Sprained her ankle day before freshman year tryouts. JV coach was her first TB coach, he knew her and didn't need her to tryout.
She didn't tryout as a Freshman???
Interesting update and much more to the story. My wife picked up DD from school and they had a talk on the way home. On varsity there is a clear #1 pitcher, she is a senior and has a D1 scholarship. DD is intimated by this girl. The two of them were working with the pitching coach yesterday and my DD felt every pitch by the other girl was faster, had more movement, hit the spot better. In her own mind there was no way the coach would have her pitch over this girl. The other team members will think she isn't that good of a pitcher. This just kept building in her head to the point she had the breakdown. My wife seems to have calmed and I will share with her some of the comments in this thread. Thanks.
I would think in CA you would have at least 4 pitchers on JV and Varsity. Is she #5? Can this one pitcher carry the load for the whole program? Is throwing better than this girl her only hope and quality? Does she hit? Is she the 26th worst hitter, etc. on the 25 player rosters? She doesn't have to be the best, just good enough! And she has already proved it.
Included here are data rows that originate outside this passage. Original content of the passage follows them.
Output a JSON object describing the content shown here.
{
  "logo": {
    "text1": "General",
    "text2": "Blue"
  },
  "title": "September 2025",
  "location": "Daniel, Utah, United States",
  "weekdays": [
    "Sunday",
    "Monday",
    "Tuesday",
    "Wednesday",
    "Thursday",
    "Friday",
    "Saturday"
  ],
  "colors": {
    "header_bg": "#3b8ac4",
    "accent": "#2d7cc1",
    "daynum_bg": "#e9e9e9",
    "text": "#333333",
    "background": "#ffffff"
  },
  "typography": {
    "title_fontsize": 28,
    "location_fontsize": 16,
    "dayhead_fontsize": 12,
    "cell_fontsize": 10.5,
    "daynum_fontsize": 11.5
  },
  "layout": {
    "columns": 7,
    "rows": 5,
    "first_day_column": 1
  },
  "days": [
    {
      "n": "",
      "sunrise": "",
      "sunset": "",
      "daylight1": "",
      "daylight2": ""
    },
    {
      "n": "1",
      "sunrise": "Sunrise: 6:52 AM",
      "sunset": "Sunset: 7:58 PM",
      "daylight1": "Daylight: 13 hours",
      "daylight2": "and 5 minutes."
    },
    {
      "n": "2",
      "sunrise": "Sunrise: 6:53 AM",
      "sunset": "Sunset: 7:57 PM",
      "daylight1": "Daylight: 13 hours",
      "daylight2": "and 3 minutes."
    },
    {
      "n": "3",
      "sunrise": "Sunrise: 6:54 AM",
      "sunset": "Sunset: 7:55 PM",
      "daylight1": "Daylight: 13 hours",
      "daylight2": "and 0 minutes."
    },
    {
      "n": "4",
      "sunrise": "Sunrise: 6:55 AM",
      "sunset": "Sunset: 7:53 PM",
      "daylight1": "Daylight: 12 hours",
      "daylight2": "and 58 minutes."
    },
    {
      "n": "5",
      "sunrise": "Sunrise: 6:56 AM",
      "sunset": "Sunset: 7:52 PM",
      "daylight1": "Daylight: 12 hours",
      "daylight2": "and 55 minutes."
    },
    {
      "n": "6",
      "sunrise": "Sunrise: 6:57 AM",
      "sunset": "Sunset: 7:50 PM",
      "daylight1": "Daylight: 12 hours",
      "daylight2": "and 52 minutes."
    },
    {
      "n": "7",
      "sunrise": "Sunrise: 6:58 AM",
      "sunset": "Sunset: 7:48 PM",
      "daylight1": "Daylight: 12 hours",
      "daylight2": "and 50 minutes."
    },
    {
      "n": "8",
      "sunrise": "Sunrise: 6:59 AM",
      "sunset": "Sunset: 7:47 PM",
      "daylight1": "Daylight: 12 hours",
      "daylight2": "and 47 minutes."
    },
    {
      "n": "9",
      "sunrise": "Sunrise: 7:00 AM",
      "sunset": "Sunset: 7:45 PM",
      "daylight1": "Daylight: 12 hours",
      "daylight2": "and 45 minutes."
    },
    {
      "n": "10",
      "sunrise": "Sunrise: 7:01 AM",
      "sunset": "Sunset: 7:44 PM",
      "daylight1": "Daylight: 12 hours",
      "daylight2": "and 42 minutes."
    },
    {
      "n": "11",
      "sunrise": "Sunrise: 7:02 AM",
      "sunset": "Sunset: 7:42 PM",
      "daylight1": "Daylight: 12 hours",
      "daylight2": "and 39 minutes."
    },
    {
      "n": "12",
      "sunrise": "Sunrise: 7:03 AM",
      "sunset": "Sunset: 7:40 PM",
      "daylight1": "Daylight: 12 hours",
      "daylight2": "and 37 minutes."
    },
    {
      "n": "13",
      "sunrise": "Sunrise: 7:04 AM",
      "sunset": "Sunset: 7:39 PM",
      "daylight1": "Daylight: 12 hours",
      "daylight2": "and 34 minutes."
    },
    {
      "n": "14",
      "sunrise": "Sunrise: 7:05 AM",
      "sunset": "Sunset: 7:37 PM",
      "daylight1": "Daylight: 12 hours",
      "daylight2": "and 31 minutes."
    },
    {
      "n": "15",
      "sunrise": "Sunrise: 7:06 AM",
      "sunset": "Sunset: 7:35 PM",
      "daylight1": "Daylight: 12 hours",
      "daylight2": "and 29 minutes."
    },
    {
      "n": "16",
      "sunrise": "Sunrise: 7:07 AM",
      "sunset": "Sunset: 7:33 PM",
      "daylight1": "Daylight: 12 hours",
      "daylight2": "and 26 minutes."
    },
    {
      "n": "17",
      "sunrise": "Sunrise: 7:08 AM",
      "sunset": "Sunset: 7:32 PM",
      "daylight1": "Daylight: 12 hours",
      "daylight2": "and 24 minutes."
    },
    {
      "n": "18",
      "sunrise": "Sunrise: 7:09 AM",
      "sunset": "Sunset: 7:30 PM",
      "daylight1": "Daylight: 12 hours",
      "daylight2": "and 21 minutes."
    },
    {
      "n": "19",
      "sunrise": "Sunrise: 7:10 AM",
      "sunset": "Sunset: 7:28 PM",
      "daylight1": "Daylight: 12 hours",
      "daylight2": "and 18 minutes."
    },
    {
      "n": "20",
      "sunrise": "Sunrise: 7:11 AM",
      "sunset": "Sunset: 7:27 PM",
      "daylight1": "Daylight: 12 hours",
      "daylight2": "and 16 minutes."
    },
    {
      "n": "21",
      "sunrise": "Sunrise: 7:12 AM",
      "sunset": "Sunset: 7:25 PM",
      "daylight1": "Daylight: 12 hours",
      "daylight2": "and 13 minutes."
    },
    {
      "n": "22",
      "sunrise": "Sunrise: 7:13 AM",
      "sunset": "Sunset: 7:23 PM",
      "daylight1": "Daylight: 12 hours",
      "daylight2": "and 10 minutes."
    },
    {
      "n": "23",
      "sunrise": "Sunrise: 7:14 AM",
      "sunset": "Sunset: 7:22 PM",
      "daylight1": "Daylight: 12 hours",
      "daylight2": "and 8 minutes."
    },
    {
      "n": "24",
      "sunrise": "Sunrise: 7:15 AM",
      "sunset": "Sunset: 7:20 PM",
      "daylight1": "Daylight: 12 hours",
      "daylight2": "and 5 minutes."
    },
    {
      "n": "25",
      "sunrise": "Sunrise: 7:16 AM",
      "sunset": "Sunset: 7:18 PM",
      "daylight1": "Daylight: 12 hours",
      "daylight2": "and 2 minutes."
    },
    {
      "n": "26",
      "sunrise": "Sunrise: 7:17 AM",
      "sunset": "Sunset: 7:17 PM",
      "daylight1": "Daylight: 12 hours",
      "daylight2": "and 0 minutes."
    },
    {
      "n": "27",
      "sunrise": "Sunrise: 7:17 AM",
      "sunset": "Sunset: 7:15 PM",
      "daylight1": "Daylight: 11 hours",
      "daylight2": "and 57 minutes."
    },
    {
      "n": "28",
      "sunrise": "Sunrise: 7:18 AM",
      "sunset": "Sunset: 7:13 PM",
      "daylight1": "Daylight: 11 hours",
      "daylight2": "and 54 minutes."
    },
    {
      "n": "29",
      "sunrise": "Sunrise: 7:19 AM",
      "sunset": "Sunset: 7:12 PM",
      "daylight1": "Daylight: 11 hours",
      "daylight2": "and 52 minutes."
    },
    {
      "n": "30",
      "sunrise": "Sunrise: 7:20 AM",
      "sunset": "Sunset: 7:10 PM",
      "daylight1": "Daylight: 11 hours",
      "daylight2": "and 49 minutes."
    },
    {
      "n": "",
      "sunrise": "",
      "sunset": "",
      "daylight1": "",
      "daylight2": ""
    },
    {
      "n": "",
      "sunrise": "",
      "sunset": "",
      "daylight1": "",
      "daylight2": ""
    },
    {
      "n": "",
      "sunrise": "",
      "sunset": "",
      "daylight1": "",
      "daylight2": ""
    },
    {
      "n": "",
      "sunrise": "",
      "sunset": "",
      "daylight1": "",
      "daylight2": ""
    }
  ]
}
3 pitchers on each team. She dominated JV teams last year and was pulled up to varsity last week of season and into playoffs. In 7 games pitched a total of 1 inning. #2 and #3 pitchers didn't fare better. They got a total of 3 innings in these games. In critical games HC doesn't pull #1 unless there is a significant lead and only an inning remaining. She is the clear #2 on Varsity but is getting very anxious that her other softball skills have not kept pace with her pitching. She is a very good hitter but lacks speed. Her fielding is good but not on par with the varsity starters at first and third. Her anxiety is growing that she will sit on the bench most of the season while everyone else is playing. This might not be rational but having had a 15/16 YO before I have learned that rational emotions and that age are often mutually exclusive.
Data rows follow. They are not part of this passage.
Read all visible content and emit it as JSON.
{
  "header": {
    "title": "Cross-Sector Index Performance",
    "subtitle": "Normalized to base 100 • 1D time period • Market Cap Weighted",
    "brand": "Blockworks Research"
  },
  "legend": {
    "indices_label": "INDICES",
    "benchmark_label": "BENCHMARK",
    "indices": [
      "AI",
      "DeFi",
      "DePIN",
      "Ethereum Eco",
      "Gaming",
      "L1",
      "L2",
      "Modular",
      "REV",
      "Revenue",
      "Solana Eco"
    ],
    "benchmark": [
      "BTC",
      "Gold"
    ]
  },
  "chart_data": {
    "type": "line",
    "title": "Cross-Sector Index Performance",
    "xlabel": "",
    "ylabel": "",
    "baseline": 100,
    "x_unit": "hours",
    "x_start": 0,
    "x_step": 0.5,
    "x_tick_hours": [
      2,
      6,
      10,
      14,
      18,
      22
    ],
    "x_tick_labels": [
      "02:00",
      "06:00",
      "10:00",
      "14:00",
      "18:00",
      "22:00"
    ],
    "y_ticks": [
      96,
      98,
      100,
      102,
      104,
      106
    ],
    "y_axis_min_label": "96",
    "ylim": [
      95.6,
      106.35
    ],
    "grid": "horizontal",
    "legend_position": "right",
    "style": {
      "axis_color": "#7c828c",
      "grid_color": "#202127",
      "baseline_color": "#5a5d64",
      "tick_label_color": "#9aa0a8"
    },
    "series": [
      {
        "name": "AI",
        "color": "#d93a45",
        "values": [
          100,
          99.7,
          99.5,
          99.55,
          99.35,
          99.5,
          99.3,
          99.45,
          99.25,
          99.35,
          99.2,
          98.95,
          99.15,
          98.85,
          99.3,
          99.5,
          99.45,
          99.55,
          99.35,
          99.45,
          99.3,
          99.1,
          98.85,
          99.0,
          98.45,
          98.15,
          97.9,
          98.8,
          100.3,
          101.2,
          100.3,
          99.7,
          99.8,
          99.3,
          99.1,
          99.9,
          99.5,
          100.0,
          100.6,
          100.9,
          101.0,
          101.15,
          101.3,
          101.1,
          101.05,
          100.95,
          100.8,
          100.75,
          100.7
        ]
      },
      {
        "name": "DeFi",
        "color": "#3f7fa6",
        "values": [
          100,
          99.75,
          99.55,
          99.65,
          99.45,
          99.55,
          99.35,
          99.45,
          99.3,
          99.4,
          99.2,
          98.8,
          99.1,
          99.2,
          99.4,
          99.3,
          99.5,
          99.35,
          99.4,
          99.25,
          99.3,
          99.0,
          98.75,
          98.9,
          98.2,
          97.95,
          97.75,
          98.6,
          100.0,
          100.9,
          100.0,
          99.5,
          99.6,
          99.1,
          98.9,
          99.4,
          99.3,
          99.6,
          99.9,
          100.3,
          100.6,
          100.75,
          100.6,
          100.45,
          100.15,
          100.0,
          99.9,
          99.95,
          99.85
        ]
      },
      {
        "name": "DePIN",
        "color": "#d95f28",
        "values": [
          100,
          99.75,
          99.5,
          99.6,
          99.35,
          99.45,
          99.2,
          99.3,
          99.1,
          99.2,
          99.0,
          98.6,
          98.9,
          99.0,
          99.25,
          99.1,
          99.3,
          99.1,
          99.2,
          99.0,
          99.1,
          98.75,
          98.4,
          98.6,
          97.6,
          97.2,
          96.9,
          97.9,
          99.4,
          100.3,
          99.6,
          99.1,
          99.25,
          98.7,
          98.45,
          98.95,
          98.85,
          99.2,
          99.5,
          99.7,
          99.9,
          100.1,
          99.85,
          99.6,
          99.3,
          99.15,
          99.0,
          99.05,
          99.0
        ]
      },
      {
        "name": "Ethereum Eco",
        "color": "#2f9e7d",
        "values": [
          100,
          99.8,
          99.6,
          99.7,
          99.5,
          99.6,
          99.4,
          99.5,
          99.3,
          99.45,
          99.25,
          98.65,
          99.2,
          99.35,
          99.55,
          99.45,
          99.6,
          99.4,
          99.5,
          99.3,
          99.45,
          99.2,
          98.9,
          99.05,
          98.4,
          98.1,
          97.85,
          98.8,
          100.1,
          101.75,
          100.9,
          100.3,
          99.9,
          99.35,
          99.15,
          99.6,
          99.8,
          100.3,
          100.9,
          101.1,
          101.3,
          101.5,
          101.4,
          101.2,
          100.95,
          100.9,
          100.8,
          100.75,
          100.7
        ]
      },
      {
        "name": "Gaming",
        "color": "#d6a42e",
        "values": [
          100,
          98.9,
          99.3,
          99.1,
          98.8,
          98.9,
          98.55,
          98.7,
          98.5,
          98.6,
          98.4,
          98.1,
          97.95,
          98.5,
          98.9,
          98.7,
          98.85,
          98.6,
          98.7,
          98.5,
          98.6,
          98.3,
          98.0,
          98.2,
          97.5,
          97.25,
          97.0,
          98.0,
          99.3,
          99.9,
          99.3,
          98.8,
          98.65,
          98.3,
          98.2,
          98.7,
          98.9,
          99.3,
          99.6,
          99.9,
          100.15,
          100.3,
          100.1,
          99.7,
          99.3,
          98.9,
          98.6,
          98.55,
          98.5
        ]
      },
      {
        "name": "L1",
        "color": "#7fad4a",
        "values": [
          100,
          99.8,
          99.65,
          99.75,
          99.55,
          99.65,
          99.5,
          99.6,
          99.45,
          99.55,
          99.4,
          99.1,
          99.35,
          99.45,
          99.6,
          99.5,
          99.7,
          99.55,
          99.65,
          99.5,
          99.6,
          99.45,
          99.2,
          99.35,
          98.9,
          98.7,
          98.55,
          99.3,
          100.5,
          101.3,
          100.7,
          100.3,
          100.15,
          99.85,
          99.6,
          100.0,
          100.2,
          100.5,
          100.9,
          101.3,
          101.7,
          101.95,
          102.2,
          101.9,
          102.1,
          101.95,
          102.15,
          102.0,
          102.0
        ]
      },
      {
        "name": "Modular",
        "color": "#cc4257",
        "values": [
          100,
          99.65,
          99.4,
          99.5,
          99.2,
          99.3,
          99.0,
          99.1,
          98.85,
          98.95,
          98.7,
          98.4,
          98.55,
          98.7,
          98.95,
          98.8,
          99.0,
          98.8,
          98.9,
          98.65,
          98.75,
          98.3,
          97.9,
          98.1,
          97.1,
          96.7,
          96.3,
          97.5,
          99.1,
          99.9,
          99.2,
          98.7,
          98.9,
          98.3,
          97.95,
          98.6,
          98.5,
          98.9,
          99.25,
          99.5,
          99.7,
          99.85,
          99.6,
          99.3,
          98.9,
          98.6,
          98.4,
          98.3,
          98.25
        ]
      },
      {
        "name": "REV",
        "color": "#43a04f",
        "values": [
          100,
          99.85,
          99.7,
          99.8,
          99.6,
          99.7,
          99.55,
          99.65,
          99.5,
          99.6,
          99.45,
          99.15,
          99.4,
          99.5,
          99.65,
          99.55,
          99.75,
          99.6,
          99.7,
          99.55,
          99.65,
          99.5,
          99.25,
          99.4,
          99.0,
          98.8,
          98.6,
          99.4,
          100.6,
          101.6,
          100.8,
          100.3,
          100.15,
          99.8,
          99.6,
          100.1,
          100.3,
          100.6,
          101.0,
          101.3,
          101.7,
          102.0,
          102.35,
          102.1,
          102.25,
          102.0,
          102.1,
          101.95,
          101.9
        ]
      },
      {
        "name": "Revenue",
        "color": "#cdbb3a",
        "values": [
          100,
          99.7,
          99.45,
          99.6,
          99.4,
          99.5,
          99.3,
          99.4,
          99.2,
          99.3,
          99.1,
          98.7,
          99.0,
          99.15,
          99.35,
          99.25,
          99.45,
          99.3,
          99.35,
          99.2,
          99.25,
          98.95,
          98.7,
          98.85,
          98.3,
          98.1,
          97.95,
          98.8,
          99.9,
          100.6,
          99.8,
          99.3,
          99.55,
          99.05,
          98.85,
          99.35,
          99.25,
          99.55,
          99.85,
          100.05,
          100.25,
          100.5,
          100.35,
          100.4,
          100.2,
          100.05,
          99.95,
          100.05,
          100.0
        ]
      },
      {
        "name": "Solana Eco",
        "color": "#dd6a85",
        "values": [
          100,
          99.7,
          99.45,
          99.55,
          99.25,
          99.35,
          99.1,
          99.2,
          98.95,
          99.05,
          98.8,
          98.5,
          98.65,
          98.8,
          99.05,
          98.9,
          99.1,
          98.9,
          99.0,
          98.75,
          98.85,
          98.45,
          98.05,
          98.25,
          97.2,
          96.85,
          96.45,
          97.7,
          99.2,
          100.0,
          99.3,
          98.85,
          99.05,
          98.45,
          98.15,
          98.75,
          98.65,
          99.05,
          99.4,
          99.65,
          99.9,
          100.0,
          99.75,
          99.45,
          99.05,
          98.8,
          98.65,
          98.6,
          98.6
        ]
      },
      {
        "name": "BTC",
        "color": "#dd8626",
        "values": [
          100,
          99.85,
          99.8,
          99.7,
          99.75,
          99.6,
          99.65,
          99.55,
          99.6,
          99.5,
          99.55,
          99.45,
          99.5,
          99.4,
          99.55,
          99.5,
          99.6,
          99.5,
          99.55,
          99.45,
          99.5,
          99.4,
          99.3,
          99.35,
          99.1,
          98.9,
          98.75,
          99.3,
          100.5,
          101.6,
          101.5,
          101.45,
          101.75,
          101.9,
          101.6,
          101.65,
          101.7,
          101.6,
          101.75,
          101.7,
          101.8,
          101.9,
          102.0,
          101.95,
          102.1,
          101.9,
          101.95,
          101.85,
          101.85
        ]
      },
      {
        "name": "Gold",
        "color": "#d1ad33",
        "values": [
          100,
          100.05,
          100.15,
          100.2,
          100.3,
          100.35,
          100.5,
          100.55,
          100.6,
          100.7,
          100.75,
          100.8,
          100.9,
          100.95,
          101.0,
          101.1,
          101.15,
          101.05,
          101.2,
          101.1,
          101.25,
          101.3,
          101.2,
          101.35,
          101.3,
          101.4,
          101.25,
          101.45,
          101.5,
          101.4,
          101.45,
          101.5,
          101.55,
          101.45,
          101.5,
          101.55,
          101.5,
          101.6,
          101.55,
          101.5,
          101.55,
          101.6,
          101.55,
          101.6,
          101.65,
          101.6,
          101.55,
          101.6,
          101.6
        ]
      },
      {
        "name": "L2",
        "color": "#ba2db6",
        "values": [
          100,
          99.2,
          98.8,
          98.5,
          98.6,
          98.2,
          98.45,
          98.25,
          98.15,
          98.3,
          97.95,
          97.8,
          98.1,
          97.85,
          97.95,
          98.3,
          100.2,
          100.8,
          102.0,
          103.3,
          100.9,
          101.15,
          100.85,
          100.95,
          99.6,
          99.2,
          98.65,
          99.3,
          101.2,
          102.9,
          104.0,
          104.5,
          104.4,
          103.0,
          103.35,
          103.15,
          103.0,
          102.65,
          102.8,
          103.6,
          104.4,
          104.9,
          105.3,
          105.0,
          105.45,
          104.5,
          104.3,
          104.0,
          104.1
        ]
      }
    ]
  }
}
DD is intimated by this girl. The two of them were working with the pitching coach yesterday and my DD felt every pitch by the other girl was faster, had more movement, hit the spot better.
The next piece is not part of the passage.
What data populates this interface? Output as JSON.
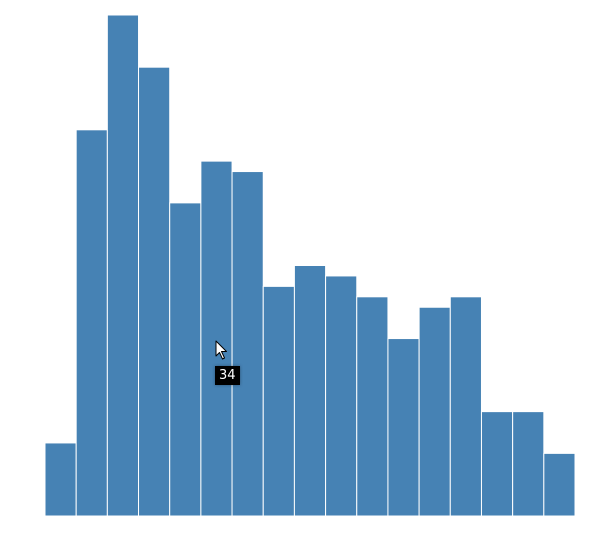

I have seen that exact thing before. While my DD was in college she was home during Christmas break one year. We went to the local indoor facility so she could work out before heading back to school.
When we walked in there was a young girl who looked to be 12 years old or so. I could tell she was just starting out by watching a couple of pitches. My daughter daughter started doing her warmups in the tunnel next to the girl. The girl was fine while this was going on. About 10 minutes later one of my daughter's former teammates who was also a pitcher showed up to work out. She takes the tunnel on the other side of the girl.
My daughter was throwing in the 63-65 mph range at that time. The other girl would throw in the 60-62 range. As my daughter and the other girl were getting fully warmed up they were both really popping the leather on both sides of the girl. I'm watching the young girl between pitches and I could see it in her body language that she completely intimidated by the college girls on either side of her. Her pitches were going everywhere and the dad was getting frustrated with her.
My daughter saw it too. She called the young girl over to her and said something to her. The girl smiled and nodded her head a couple of times. Her pitching was still erratic but her demeanor seemed to lift. When we were done for the day I asked my daughter what she said to the girl. She told me she asked the girl if she was just learning how to pitch and the girl answered yes. Then she asked her if she could let her in on a secret and again the girl nodded. She told her that she was just like her when she was her age and that it takes a lot of work to be able to pitch well. Then she asked the girl if she was willing to do it and the girl answered yes and went back to pitching.
If there's someone who can give your daughter's confidence a slight nudge in the positive direction don't be afraid to use it.